On Tuesday, the United States set a new record of 12 consecutive days with at least eight tornadoes, based on preliminary data from the National Weather Service. The previous record for consecutive days with that many tornadoes was an 11-day stretch that ended on June 7, 1980.

"We're getting big counts on a lot of these days and that is certainly unusual," said Patrick Marsh, warning coordination meteorologist for the federal Storm Prediction Center.

The National Weather Service received at least 27 more reports of tornadoes Tuesday, suggesting that the record for consecutive days would be broken once the official totals are counted.

The weather service has received 934 tornado reports so far this year, up from the yearly average of 743 observed tornadoes. More than 500 of those reports came in the past 30 days. The actual number is likely lower, however, because some of the reports probably come from different witnesses who spot the same twister.

The U.S. has experienced a lull in the number of tornadoes since 2012, with tornado counts tracking at or below average each year and meteorologists still working to figure out why. Mr. Marsh said this month's uptick is rare, but the country saw similar increases in 2003, 2004, 2008, and 2011 that were highly unusual at the time.

He said his agency is trying to determine why the country is seeing another surge in tornadoes after the quiet spell but doesn't have enough data to confirm whether climate change or other forces played a role. Scientists say climate change is responsible for more intense and more frequent extreme weather such as storms, droughts, floods, and fires, but without extensive study they cannot directly link a single weather event to the changing climate.

"From our point of view, there's nothing we can definitively say as to why we're in this current pattern," Mr. Marsh said. "I know people want to make the jump to climate change, but tornadoes are rare in the grand scheme of things, and you need a really, really long data set [to draw any conclusions]."

The recent surge in tornado activity over the past two weeks was driven by high pressure over the Southeast and an unusually cold trough over the Rockies that forced warm, moist air into the central U.S., sparking repeated severe thunderstorms and periodic tornadoes.

"Neither one of these large systems – the high over the Southeast or the trough over the Rockies – are showing signs of moving," Mr. Marsh said. "It's a little unusual for them to be so entrenched this late in the season."

Those conditions are ripe for the kind of tornadoes that have swept across the Midwest in the past two weeks, said Cathy Zapotocny, a meteorologist for the weather service in Valley, Nebraska. Ms. Zapotocny said the unstable atmosphere helped fuel many of the severe winter storms and subsequent flooding that ravaged Nebraska, Iowa, and Missouri earlier this year.

"We've been stuck in this pattern since February," she said.

Ms. Zapotocny said the number of tornadoes this year was "basically normal" until the surge this week. May is typically the month with the highest incidence of tornadoes, usually in the Plains and Midwestern states collectively known as Tornado Alley, where most of this year's twisters have hit.

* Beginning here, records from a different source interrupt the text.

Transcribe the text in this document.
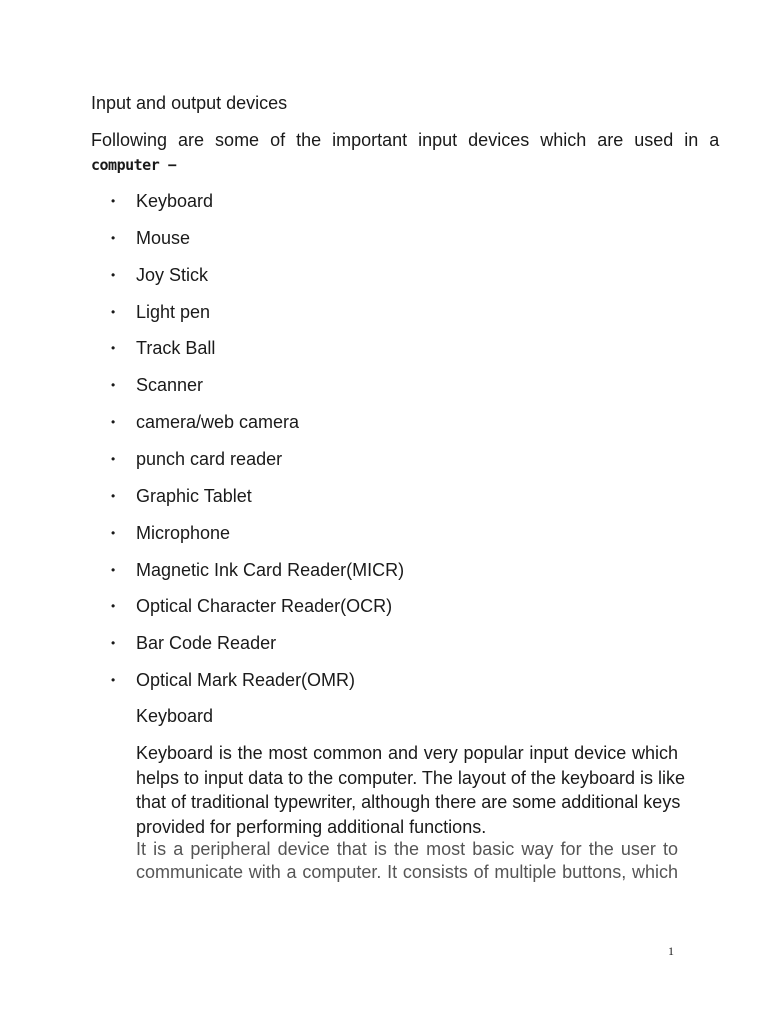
Input and output devices
Following are some of the important input devices which are used in a
computer −
• Keyboard
• Mouse
• Joy Stick
• Light pen
• Track Ball
• Scanner
• camera/web camera
• punch card reader
• Graphic Tablet
• Microphone
• Magnetic Ink Card Reader(MICR)
• Optical Character Reader(OCR)
• Bar Code Reader
• Optical Mark Reader(OMR)
Keyboard
Keyboard is the most common and very popular input device which
helps to input data to the computer. The layout of the keyboard is like
that of traditional typewriter, although there are some additional keys
provided for performing additional functions.
It is a peripheral device that is the most basic way for the user to
communicate with a computer. It consists of multiple buttons, which
1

Most of the confirmed tornadoes were rated as less-intense EF0, EF1 and EF2s on the Enhanced Fujita Scale. But 23 were classified as EF3 tornadoes, with wind speeds of 136-165 mph. The strongest confirmed tornado this year was the EF4 tornado that killed 23 people in Alabama in March.

So far this year, 38 people have died in 10 tornadoes in the U.S., including a combined seven within the last week in Iowa, Missouri, Oklahoma, and Ohio.

The relative quiet in recent years followed the massive tornado that killed 161 people and injured more than 1,100 in Joplin, Missouri, in 2011. The EF5 storm packed winds in excess of 200 mph and was on the ground for more than 22 miles.

Monday's outbreak was unusual because it occurred over a particularly wide geographic area. Eight states were affected by two regional outbreaks, in the high Plains and the Ohio River Valley.

Tornadoes strafed the Kansas City metropolitan area straddling Kansas and Missouri Tuesday night, barely a week after a massive tornado ripped through the Missouri state capital of Jefferson City.

This story was reported by The Associated Press.